Financial advisers are finally getting a little younger, but many are earning less, too, according to a new survey of advisers.
The median age of a financial adviser has dropped to 47 from 50 just two years ago, the TD Ameritrade Institutional survey of 388 advisory firms found.
At the same time, median compensation for lead advisers has dipped, falling an annual rate of 7% over the last two years to $168,050 in 2016, according to the survey released on Wednesday.
These trends are a result of the financial advice industry hiring more advisers out of college financial planning programs and increasingly giving them a revenue-producing, or client-facing role, at the firm sooner than in the past, said Vanessa Oligino, director of business performance solutions at TD Ameritrade Institutional.
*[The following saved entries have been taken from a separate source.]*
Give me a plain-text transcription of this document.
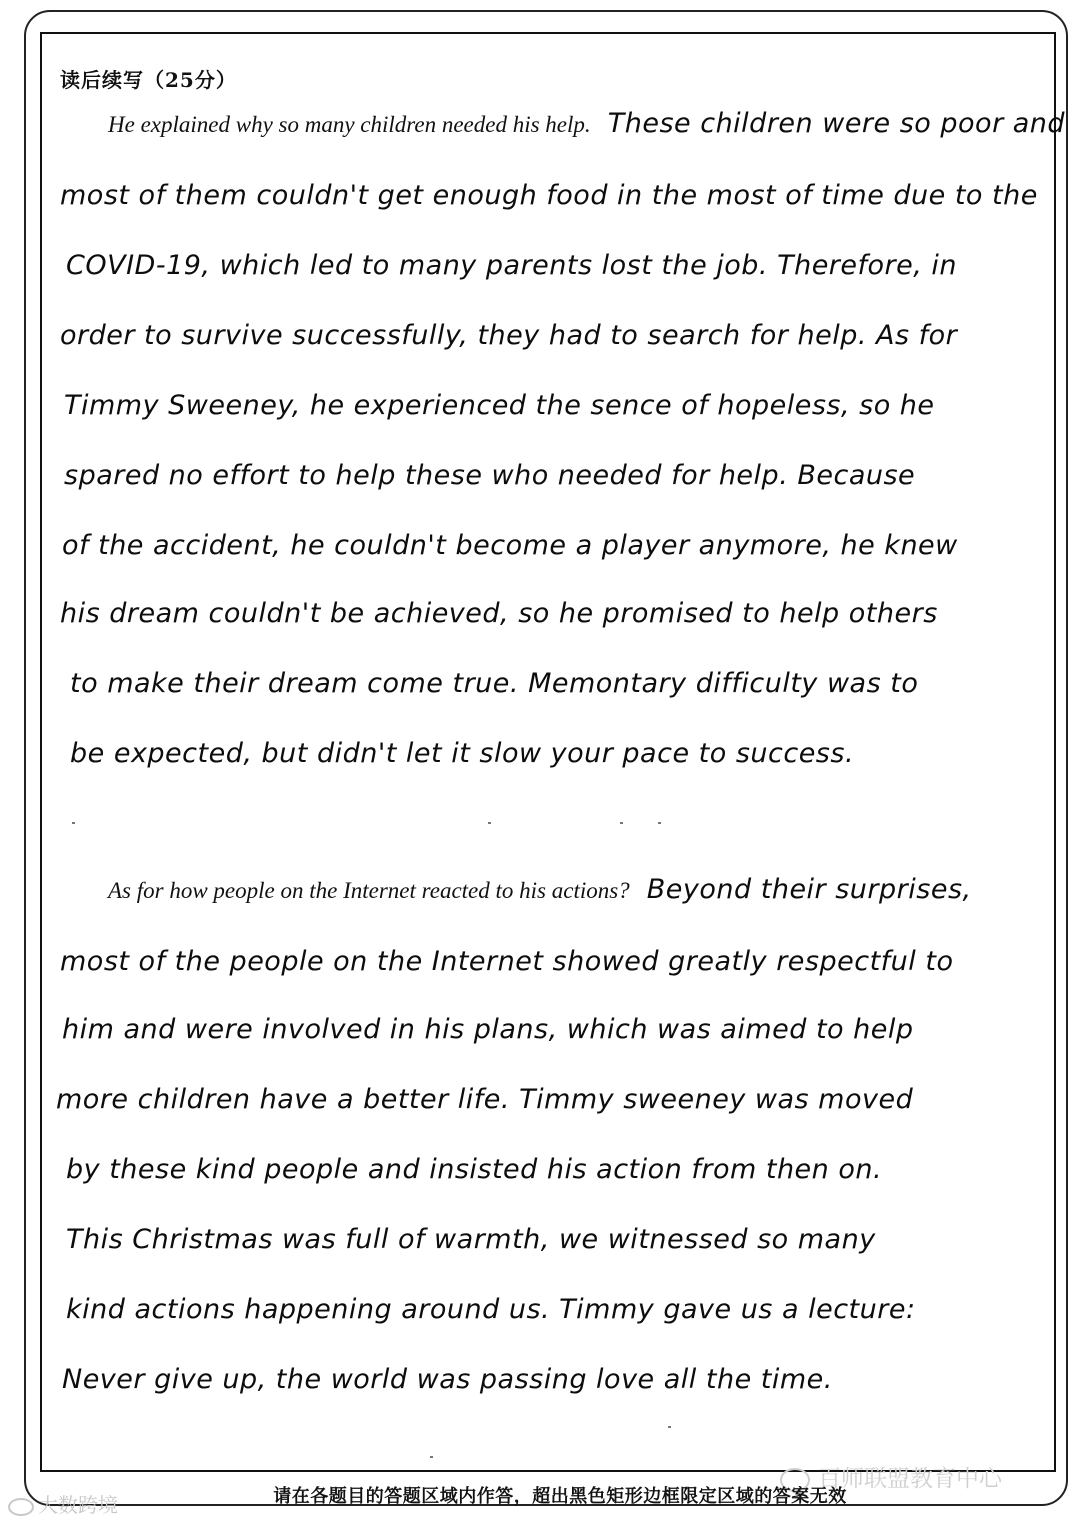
读后续写（25分）
He explained why so many children needed his help. These children were so poor and
most of them couldn't get enough food in the most of time due to the
COVID-19, which led to many parents lost the job. Therefore, in
order to survive successfully, they had to search for help. As for
Timmy Sweeney, he experienced the sence of hopeless, so he
spared no effort to help these who needed for help. Because
of the accident, he couldn't become a player anymore, he knew
his dream couldn't be achieved, so he promised to help others
to make their dream come true. Memontary difficulty was to
be expected, but didn't let it slow your pace to success.
As for how people on the Internet reacted to his actions? Beyond their surprises,
most of the people on the Internet showed greatly respectful to
him and were involved in his plans, which was aimed to help
more children have a better life. Timmy sweeney was moved
by these kind people and insisted his action from then on.
This Christmas was full of warmth, we witnessed so many
kind actions happening around us. Timmy gave us a lecture:
Never give up, the world was passing love all the time.
百师联盟教育中心
请在各题目的答题区域内作答，超出黑色矩形边框限定区域的答案无效
大数跨境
Many firms are going this route because they're finding it too difficult and too expensive to recruit experienced advisers.
"Firms are changing their focus to look for those who are academically trained and have licenses, instead of concentrating on advisers with large books to bring over," she said.
Many advice firms are partnering these new graduates with more experienced advisers or having the younger advisers work on smaller accounts, Ms. Oligino said.
About 31% of advisers are targeting new college graduates for revenue-generating roles, while 62% of firms are seeking these young professionals to serve in support and administrative roles, the survey found.
Advice firms are increasingly adding new owners.
About 19% named new owners over the last two years, compared with 13% of advisory firms in 2015.
Succession planning remains a challenge.
About two-thirds of advisers still don't have an adequate plan for passing on their business when they retire, the survey of advisers taken in February and March of 2017 found.